Die Gläubiger und deren gemeinsame Institutionen - wie etwa die Weltbank - begutachten diese Errungenschaft mit dem ihnen eigenen Problembewußtsein: Sie machen sich Sorgen um die Zahlungsfähigkeit ihrer Schuldner. Den Erfolg ihrer Entwicklungspolitik, mit der sie die 3. Welt vom bloßen Handelspartner zum voll zinspflichtigen Geschäftspartner, zum regulären Lieferanten von Geldreichtum herangezogen haben, verbuchen sie dermaßen als Selbstverständlichkeit, daß sie damit gleich ein Problem haben - nämlich logischerweise das der unbegrenzten Fortsetzung dieses Erfolgs. Das erstmalige massive Auftreten dieses Problems wurde von den Gläubigern als "Schuldenkrise" registriert: Kredite gerieten in Gefahr, weil ihre Bedienung nicht mehr den Vorschriften der kapitalistischen Bankenaufsicht entsprach. Die Gefahr ließ sich bewältigen. Verfeinerte Methoden der Umschuldung erhielten die Fiktion eines zahlungsfähigen Schuldners aufrecht; verfeinerte Techniken der Abschreibung und des Handels mit Schuldtiteln bewahrten die Banken vor einer "Krise" ihrer Forderungen. So konnte der Geschäftsverkehr mit der 3. Welt mit "Schuldenkrise" sehr gut weiter gehen. Mit einer nicht ganz unwichtigen Modifikation: Die Schuldendiener aus der 3. Welt sind keine "Entwicklungsländer" mehr, die eine Zukunft als geschäftsfähige Mitglieder der Weltwirtschaft noch vor sich hätten. Sie sind Sanierungsfälle, die ihre beste Zeit bereits hinter sich haben und zusehen müssen, daß sie davon - wie eine vom Konkurs bedrohte Firma - wenigstens das Wichtigste retten, nämlich ihre durch Zinszahlungen beglaubigte Kreditwürdigkeit. In diesem Sinne werden Wirtschaftsreformen angesagt, die das Kunststück vollbringen sollen, die längst laufende Benutzung von Land und Leuten billiger und noch ertragreicher zu gestalten, noch mehr Zahlungsfähigkeit aus den Schuldnern herauszuholen, und zwar ohne neuen kostspieligen "Entwicklungs"aufwand.

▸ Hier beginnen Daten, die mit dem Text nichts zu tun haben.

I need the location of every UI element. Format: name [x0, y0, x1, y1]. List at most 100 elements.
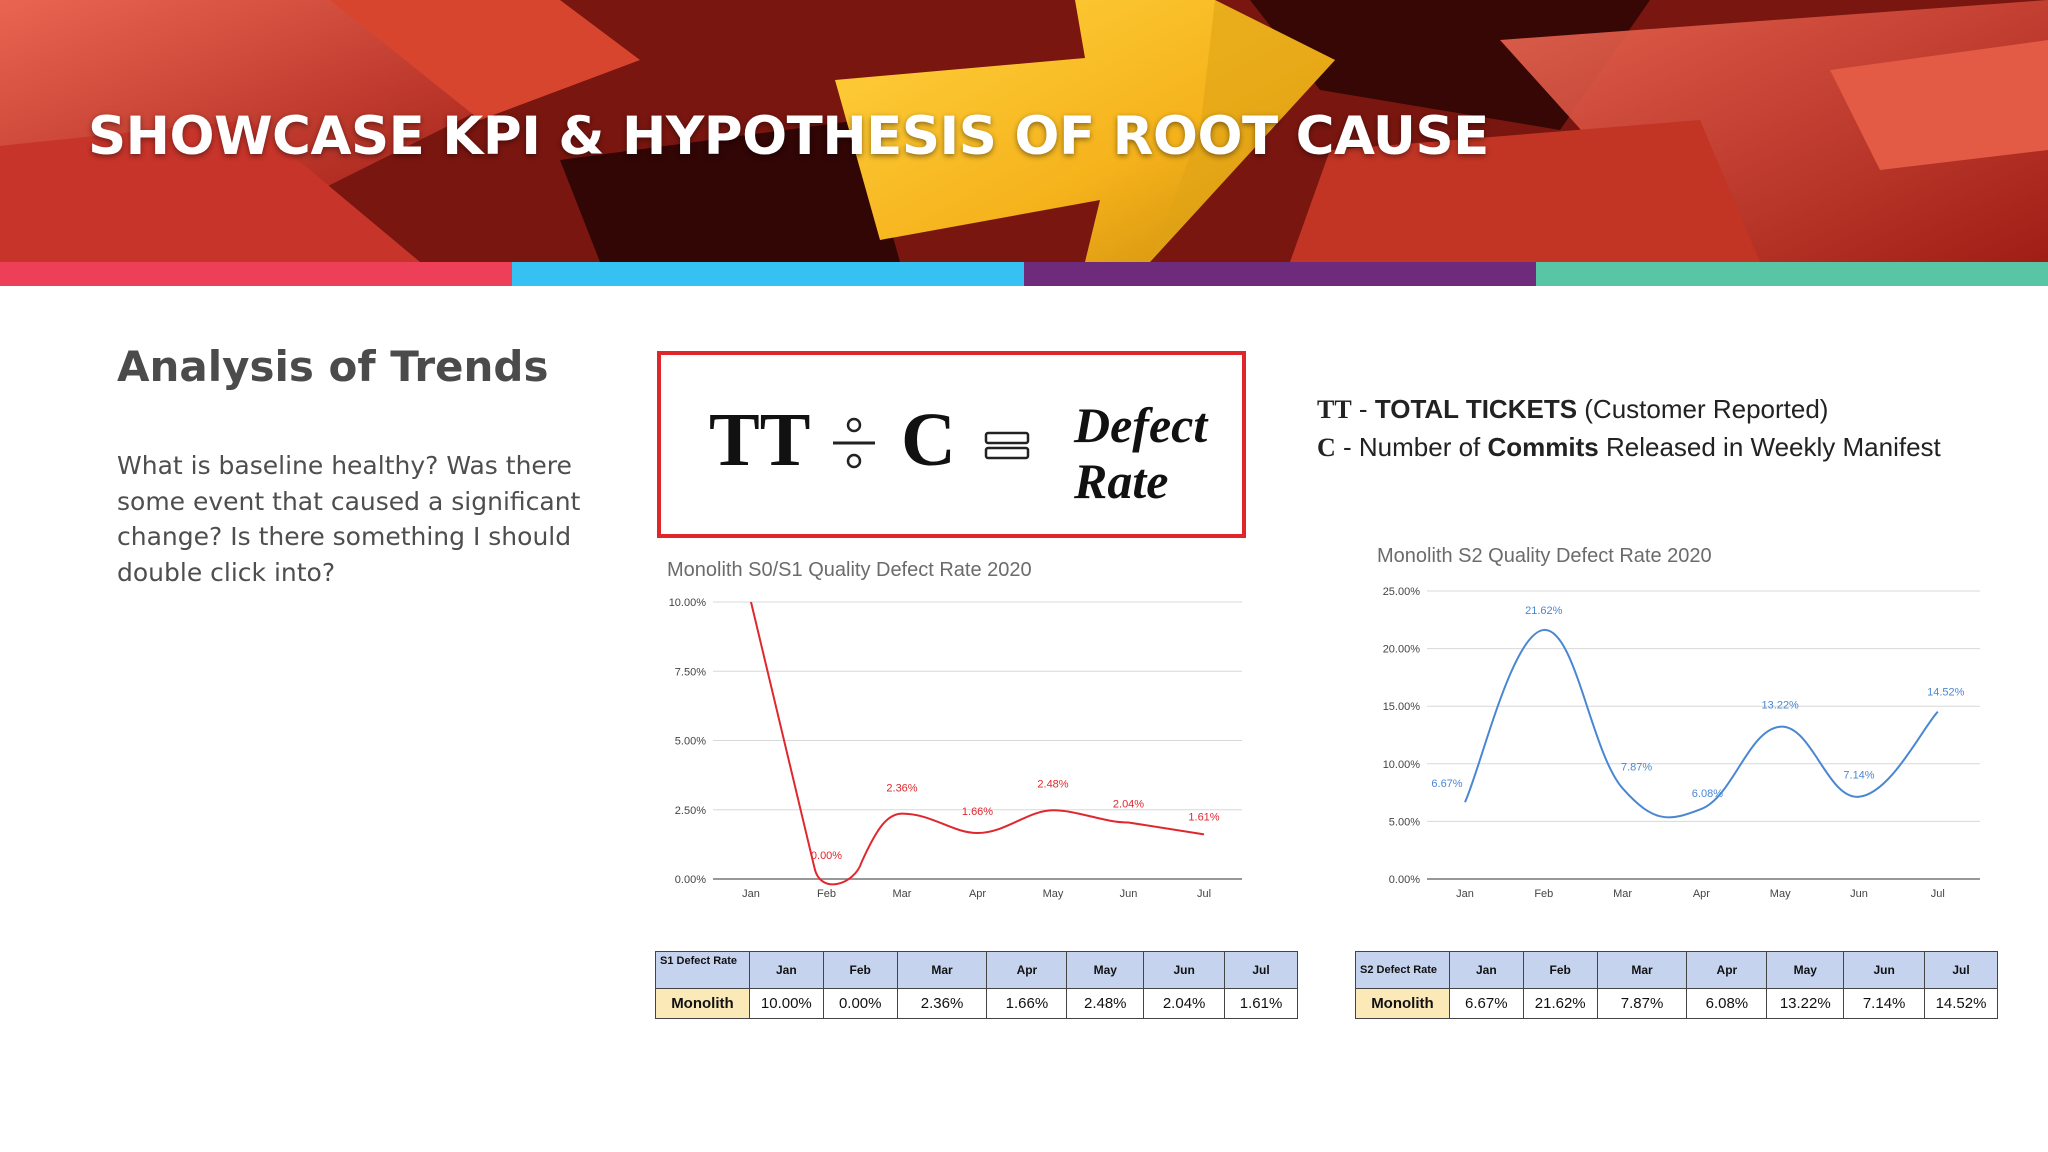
- table-header-month: Jan: [1448, 951, 1524, 989]
- data-label: 7.14%: [1843, 770, 1874, 782]
- data-label: 6.67%: [1431, 778, 1462, 790]
- arrows-background-image: [0, 0, 2048, 262]
- y-tick-label: 10.00%: [669, 597, 707, 609]
- y-tick-label: 10.00%: [1383, 759, 1421, 771]
- x-tick-label: Apr: [1693, 888, 1710, 900]
- data-label: 1.61%: [1188, 811, 1219, 823]
- formula-result-line1: Defect: [1074, 397, 1208, 453]
- table-cell: 2.04%: [1143, 988, 1226, 1019]
- x-tick-label: Feb: [817, 888, 836, 900]
- legend-tt-bold: TOTAL TICKETS: [1374, 394, 1578, 424]
- formula-c: C: [901, 398, 956, 482]
- table-cell: 7.14%: [1843, 988, 1926, 1019]
- table-header-label: S2 Defect Rate: [1355, 951, 1450, 989]
- table-header-month: Jul: [1224, 951, 1298, 989]
- table-header-month: Feb: [822, 951, 898, 989]
- x-tick-label: Jun: [1850, 888, 1868, 900]
- s1-defect-table: S1 Defect Rate Jan Feb Mar Apr May Jun J…: [655, 951, 1298, 1019]
- table-row-name: Monolith: [655, 988, 750, 1019]
- x-tick-label: Jan: [1456, 888, 1474, 900]
- x-tick-label: Jul: [1931, 888, 1945, 900]
- s2-defect-table: S2 Defect Rate Jan Feb Mar Apr May Jun J…: [1355, 951, 1998, 1019]
- table-header-month: Jun: [1143, 951, 1226, 989]
- table-cell: 2.48%: [1066, 988, 1145, 1019]
- table-cell: 14.52%: [1924, 988, 1998, 1019]
- table-cell: 2.36%: [896, 988, 988, 1019]
- y-tick-label: 25.00%: [1383, 586, 1421, 598]
- table-cell: 10.00%: [748, 988, 824, 1019]
- legend-tt: TT - TOTAL TICKETS (Customer Reported): [1317, 394, 1828, 425]
- table-cell: 6.67%: [1448, 988, 1524, 1019]
- table-row-name: Monolith: [1355, 988, 1450, 1019]
- x-tick-label: May: [1770, 888, 1791, 900]
- x-tick-label: May: [1043, 888, 1064, 900]
- table-cell: 21.62%: [1522, 988, 1598, 1019]
- formula-result-line2: Rate: [1074, 453, 1169, 509]
- table-cell: 1.66%: [986, 988, 1068, 1019]
- chart2-title: Monolith S2 Quality Defect Rate 2020: [1377, 545, 1712, 567]
- equals-icon: [984, 431, 1030, 460]
- data-label: 21.62%: [1525, 605, 1563, 617]
- table-header-month: Mar: [1596, 951, 1688, 989]
- chart1-title: Monolith S0/S1 Quality Defect Rate 2020: [667, 559, 1032, 581]
- table-header-month: Feb: [1522, 951, 1598, 989]
- table-cell: 0.00%: [822, 988, 898, 1019]
- legend-c: C - Number of Commits Released in Weekly…: [1317, 432, 1941, 463]
- data-label: 2.48%: [1037, 778, 1068, 790]
- series-line: [750, 601, 1205, 886]
- legend-c-symbol: C: [1317, 433, 1336, 462]
- x-tick-label: Jan: [742, 888, 760, 900]
- table-header-month: May: [1766, 951, 1845, 989]
- series-line: [1464, 628, 1939, 819]
- legend-c-rest: Released in Weekly Manifest: [1598, 432, 1941, 462]
- table-header-label: S1 Defect Rate: [655, 951, 750, 989]
- y-tick-label: 20.00%: [1383, 644, 1421, 656]
- page-title: SHOWCASE KPI & HYPOTHESIS OF ROOT CAUSE: [88, 106, 1489, 167]
- section-body-text: What is baseline healthy? Was there some…: [117, 451, 581, 587]
- data-label: 2.04%: [1113, 798, 1144, 810]
- table-header-month: Jun: [1843, 951, 1926, 989]
- legend-tt-symbol: TT: [1317, 395, 1352, 424]
- data-label: 7.87%: [1621, 761, 1652, 773]
- table-header-month: Jan: [748, 951, 824, 989]
- table-row: Monolith 10.00% 0.00% 2.36% 1.66% 2.48% …: [655, 988, 1298, 1019]
- x-tick-label: Mar: [893, 888, 912, 900]
- formula-box: TT C Defect Rate: [657, 351, 1246, 538]
- y-tick-label: 2.50%: [675, 805, 706, 817]
- table-header-month: Apr: [986, 951, 1068, 989]
- color-strip: [0, 262, 2048, 286]
- section-heading: Analysis of Trends: [117, 342, 549, 391]
- strip-segment-blue: [512, 262, 1024, 286]
- y-tick-label: 0.00%: [675, 874, 706, 886]
- table-header-row: S2 Defect Rate Jan Feb Mar Apr May Jun J…: [1355, 951, 1998, 989]
- data-label: 14.52%: [1927, 687, 1965, 699]
- strip-segment-green: [1536, 262, 2048, 286]
- strip-segment-purple: [1024, 262, 1536, 286]
- legend-c-bold: Commits: [1487, 432, 1599, 462]
- y-tick-label: 5.00%: [1389, 816, 1420, 828]
- table-cell: 13.22%: [1766, 988, 1845, 1019]
- formula-tt: TT: [709, 398, 811, 482]
- data-label: 6.08%: [1692, 788, 1723, 800]
- header-banner: SHOWCASE KPI & HYPOTHESIS OF ROOT CAUSE: [0, 0, 2048, 262]
- y-tick-label: 0.00%: [1389, 874, 1420, 886]
- legend-c-prefix: - Number of: [1335, 432, 1488, 462]
- data-label: 1.66%: [962, 806, 993, 818]
- y-tick-label: 5.00%: [675, 736, 706, 748]
- table-cell: 1.61%: [1224, 988, 1298, 1019]
- legend-tt-prefix: -: [1358, 394, 1375, 424]
- divide-icon: [833, 417, 875, 469]
- table-header-row: S1 Defect Rate Jan Feb Mar Apr May Jun J…: [655, 951, 1298, 989]
- y-tick-label: 15.00%: [1383, 701, 1421, 713]
- table-cell: 6.08%: [1686, 988, 1768, 1019]
- formula-result: Defect Rate: [1074, 397, 1207, 509]
- data-label: 2.36%: [886, 783, 917, 795]
- strip-segment-red: [0, 262, 512, 286]
- x-tick-label: Feb: [1534, 888, 1553, 900]
- data-label: 0.00%: [811, 850, 842, 862]
- x-tick-label: Jul: [1197, 888, 1211, 900]
- legend-tt-rest: (Customer Reported): [1577, 394, 1829, 424]
- x-tick-label: Apr: [969, 888, 986, 900]
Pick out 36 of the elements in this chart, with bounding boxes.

Wie auch immer sie funktionieren sollen: Solche "Strukturanpassungen" werden in Angriff genommen; und zwar um so energischer von den Regierungen der Schuldnerländer selbst, je ehrgeiziger diese das Ziel verfolgen, per "Sanierung" endlich das hinzukriegen, was Jahrzehnte der "Entwicklung" nicht geschafft haben, nämlich einen Aufstieg zu mit den kapitalistischen Gläubigerstaaten gleichrangigen Subjekten der Weltwirtschaft. Für die anderen Staaten, denen sogar die Mittel für solchen Ehrgeiz abgehen, stehen auswärtige Institutionen mit genügend Experten und Mitteln bereit, um die politökonomischen Errungenschaften der bisherigen Entwicklung erneut umzuwälzen und aus dem erreichten Ruin zusätzlichen Reichtum herauszuquetschen. Ein erhabenes Beispiel für dieses Vorgehen bietet der neu abgeschlossene vierte Lome-Vertrag zwischen der Europäischen Gemeinschaft und 69 der armseligeren 3.Welt-Länder. Für die ehrgeizigere Variante von Sanierungspolitik haben sich die neuen Präsidenten von Argentinien und Brasilien demokratisch wählen lassen.